А зачинателями и энтузиастами всех этих коллективных действий были партийные и комсомольские организации цехов и участков. Они подталкивали людей к коллективным трудовым свершениям. И весь завод становился единым организованным не только производственным, а общественно организованным, живым организмом, имеющим значение в общей государственной жизни, как ее живая клетка.
И во все эти производственно-общественные свершения был крепко впаян и он, Петр Агеевич Золотарев. Тем самым до большой высоты поднималось его человеческое достоинство. А человек с ощущением своего высокого человеческого достоинства не может не ощущать своего удовлетворения жизнью.
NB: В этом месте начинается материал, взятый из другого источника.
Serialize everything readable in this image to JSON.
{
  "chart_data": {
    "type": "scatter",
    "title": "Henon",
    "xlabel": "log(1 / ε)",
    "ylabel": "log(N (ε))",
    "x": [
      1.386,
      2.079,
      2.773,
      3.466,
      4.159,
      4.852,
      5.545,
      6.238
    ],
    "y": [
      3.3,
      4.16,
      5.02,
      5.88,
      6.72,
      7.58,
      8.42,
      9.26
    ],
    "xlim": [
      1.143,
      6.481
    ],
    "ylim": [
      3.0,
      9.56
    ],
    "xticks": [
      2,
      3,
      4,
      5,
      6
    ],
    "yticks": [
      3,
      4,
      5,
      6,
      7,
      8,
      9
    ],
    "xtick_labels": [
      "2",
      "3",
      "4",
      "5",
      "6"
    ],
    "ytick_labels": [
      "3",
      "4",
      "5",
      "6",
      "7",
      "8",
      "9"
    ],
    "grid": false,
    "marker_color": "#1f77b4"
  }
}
И он, жарко разогретый своей долгой уже послемитинговой речью для самого себя, со всей пылкостью своей натуры окончательно понял, что без новой впайки в организацию рабочих людей для дела социализма и социального достоинства человека труда не может существовать, не может строить дальнейшую свою жизнь.
Он уже не мог сомневаться в том, что вернейший и кратчайший путь к такой достойной для настоящего человека жизни есть путь через партийную организацию коммунистов. Его место в ряду таких идейно стойких и мужественных людей как Полехин, Костырин, профессор Аркадий Сидорович Синяев, Михаил Александрович Краснов.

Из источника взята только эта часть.